Blackburn toilet roll maker Accrol Group was in confident mood with the release of its latest interim results today, claiming it “is more fit for purpose than it has ever been”.

The troubled firm has suffered sustained losses and regulatory probes over the past two years.

But it says a new management team has stopped the rot and offered the promise of brighter prospects going forward.

In the six months to October 31, 2019, Accrol recorded revenues of £65.1m, compared with £57.6m the previous year, a 13% improvement, while pre-tax losses again narrowed from £9m in 2018 to £3m.

The board said it is pleased to report that the operational aspects of the complex and comprehensive turnaround plan, initiated by the new management team in February 2018, are now fully complete.

It added that the financial benefits of these changes are now flowing through to the bottom line at an accelerating rate and these first half results show the improving monthly run rate being achieved by the business.

It said: “With the turnaround complete and a strong management team in place, the board is now focusing on further automation of the group’s operations and strategic opportunities to diversify, scale and grow the business.

“Whilst there will always be improvements to make and sector challenges to address, the board believes that Accrol is more fit for purpose than it has ever been.

“Net debt is reducing at an accelerating rate and the company remains on track to meet market expectations for the full year ending 30 April 2020.”

Exceptional costs relating to the turnaround also reduced considerably to £600,000, from £7.9m previously.

Margins have continued to strengthen post-period end, as new agreements come into effect and additional production efficiencies through increasing automation are being introduced, with benefits expected in the second half of this year.

Total exceptional costs at financial year 2020, including costs associated with the FCA investigation over misstatements in its accounts, are expected to be around £1m, against £7.9m last year.

Net debt, on a like-for-like basis, is expected to reduce at an accelerating rate to no more than £20m at April 30, 2020, following credit insurance approval expected in the second half.

The group said it is on track to meet market expectations for 2020 and the board is increasingly confident in the prospects for the group.

Chairman, Dan Wright, said: “Accrol has been completely transformed by the new leadership team and is now a very different organisation.

“I am proud to say that our talented and experienced people have proved that it is possible to make good returns from tissue conversion, which has historically been viewed as a low margin sector.

“Group margins are returning to pre-IPO levels, as more robust commercial management programmes and operational efficiencies offset substantially higher comparative input costs. What is particularly pleasing is seeing volume growth at over 20% during this transformational business period.”

He added: “The future for the business is promising.

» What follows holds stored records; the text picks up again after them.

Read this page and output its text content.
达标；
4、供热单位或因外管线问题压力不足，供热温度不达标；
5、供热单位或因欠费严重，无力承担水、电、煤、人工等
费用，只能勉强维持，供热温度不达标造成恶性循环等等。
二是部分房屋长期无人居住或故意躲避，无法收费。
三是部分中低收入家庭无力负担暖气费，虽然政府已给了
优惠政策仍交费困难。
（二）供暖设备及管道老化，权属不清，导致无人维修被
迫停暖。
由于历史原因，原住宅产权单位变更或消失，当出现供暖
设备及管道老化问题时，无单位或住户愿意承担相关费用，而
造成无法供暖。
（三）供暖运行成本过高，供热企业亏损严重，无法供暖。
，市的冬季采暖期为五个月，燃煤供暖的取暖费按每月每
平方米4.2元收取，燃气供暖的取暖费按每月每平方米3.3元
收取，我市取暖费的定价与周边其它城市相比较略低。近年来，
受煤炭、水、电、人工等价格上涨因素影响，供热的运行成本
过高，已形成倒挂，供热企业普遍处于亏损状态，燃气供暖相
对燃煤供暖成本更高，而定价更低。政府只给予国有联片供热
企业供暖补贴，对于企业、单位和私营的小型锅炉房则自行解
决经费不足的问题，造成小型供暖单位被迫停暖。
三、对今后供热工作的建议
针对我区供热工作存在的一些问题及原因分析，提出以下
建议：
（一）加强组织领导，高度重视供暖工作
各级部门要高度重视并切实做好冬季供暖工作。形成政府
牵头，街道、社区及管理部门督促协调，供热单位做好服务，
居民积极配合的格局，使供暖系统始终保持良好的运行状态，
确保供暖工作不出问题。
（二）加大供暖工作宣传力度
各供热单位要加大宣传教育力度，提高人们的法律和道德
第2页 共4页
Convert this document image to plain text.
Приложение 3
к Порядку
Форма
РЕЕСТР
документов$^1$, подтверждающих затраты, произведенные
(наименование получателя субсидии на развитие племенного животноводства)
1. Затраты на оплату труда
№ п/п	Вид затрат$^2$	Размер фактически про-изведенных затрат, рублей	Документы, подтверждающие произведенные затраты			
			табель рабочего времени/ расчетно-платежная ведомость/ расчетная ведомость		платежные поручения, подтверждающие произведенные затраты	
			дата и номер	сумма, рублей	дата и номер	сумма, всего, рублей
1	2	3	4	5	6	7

“With the turnaround behind us and an ambitious leadership team experienced in running much larger organisations in place, we are focusing on the medium to long term prospects for the group and strategic opportunities that exist to diversify and scale up the business.”

Chief executive Gareth Jenkins said: “We are assembling an exceptional team of highly-experienced industry professionals, focused on growth and capable of delivering substantial commercial and operational improvements.

“The team we have already put in place has achieved a margin increase of 770bp in H1 20 and adjusted EBITDA growth of £4.3m.

“Gross profit has been increased by 86% in the period and net debt reduced to less than £25m (c.£34m at 30 April 2018).

“The improved quality and service levels, which Accrol now delivers to a broadened customer base, also resulted in consumer revenue growth of c.20%.

“Now the turnaround phase is complete, our vision is to build a diversified group of size and scale, which encompasses both the tissue market and personal hygiene.

“Personal hygiene product manufacture is less exposed to macro-economic fluctuations in input costs than tissue conversion.

“We estimate the personal hygiene market in the UK, excluding tissue, to be worth c.£1bn with forecast overall CAGR (compound annual growth rate) of 6.5% and private label CAGR of 10%.

“I am confident that our people will continue to deliver as the group seeks to diversify into this new market and grow its operations substantially.”